Your Green is Mine (2023)

“The park is designed to be lively and powerful representing the sanctity of the place where the statues of seven notable Thai kings are enshrined. The trees planted around Rajabhakti Park are like an army of Kings to emphasize the quality of a warrior. The main type of trees is a variety of palm plants such as the Bismarck palm, Cherry palm, Petticoat Palm, Ficus Tree, Golden Ficus, etc., which have a beautiful shape and strength. When planted in a row, they look like troops. Some types of palms are shaped like soldiers crouching down and paying respect, which are suitable for the monument of seven kings.”

Excerpt from an interview with this garden designer made me rethink how to position trees and the design of Rajabhakti Park, as well as other important places by the Thai government. The way the tree is used shows the notion of royal nationalism ideology. Such a viewpoint is how the aristocracy sees the people. Moreover, each tree is labeled with the name of a noble person. Most of them were soldiers of high rank. In this sense, the monument is not the huge statue of the seven kings, but instead, it was a thousand or so trees in this place.

In the painting, I redesigned it with the same concept but from the opposite point of view. It is from the view of the people like me, who see the world through art. I looked into the idea that the people see the aristocracy and assumed the role of the creator of the new world. I snatched the green space and placed it in the square frame of the canvas. Various shapes in this series of works are therefore free from their real identity and the label attached to them. My imagination is free from a world where people are not in the equation.
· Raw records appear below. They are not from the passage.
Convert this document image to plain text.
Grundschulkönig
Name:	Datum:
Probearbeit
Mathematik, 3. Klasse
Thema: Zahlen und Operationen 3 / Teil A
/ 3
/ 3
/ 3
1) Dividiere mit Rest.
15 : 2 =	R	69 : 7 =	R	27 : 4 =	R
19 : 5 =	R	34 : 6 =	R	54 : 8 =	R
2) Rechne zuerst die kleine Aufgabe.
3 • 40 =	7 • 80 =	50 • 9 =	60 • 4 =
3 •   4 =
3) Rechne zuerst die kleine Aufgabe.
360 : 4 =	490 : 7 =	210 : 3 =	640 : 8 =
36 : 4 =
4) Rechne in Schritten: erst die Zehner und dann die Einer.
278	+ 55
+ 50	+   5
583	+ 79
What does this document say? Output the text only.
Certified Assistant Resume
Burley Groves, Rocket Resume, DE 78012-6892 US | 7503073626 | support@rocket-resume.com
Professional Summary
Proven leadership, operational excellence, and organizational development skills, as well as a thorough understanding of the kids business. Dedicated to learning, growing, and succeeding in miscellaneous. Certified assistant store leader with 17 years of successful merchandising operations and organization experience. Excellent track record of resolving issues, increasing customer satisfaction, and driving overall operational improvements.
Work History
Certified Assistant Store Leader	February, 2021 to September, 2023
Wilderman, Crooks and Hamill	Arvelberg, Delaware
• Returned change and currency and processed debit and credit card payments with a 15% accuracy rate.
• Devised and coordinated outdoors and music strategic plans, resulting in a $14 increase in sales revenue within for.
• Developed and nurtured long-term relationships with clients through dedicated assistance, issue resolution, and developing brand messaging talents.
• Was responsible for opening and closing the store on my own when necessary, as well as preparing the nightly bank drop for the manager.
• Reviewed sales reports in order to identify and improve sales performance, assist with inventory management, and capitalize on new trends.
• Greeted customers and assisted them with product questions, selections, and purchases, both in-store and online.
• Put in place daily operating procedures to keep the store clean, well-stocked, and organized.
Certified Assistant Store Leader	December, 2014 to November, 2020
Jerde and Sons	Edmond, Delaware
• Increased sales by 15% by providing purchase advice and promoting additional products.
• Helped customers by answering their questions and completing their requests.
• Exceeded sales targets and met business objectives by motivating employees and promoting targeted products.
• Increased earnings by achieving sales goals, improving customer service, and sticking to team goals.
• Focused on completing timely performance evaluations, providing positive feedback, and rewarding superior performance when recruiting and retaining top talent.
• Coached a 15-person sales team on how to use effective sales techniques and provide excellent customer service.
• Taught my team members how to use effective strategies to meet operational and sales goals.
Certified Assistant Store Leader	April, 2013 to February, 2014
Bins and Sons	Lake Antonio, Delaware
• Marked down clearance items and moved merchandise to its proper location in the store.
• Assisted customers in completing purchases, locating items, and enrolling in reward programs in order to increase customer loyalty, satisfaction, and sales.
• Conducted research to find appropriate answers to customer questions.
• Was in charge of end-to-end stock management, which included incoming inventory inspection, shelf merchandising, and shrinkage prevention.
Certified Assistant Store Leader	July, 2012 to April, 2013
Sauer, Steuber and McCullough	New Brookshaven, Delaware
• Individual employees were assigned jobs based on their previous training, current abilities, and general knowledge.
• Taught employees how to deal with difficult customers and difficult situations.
Your Green is Mine (2023) is a painting series that investigates the relationship between state-constructed landscapes and the symbolic power embedded in garden design, green spaces, and spatial control in Thai society. The artist deliberately employs a restrained green tone using a limited palette technique, combined with a top-down perspective that resembles the gaze of a supervisor or surveillance mechanism. The works depict public parks, lawns, ceremonial grounds, and vacant lots that have been organized into regulated spaces, turning them into tools for controlling meaning. The aesthetics in this series do not represent natural beauty alone but embody a form of “silent violence” that operates through design, spatial management, and ideological order.

This body of work continues the conceptual inquiry from Harvest (2021) but shifts from a ground-level viewpoint to a bird’s-eye view, revealing how landscapes are not neutral. Rather, they function as representations of politics, belief systems, and mechanisms of power embedded in everyday life.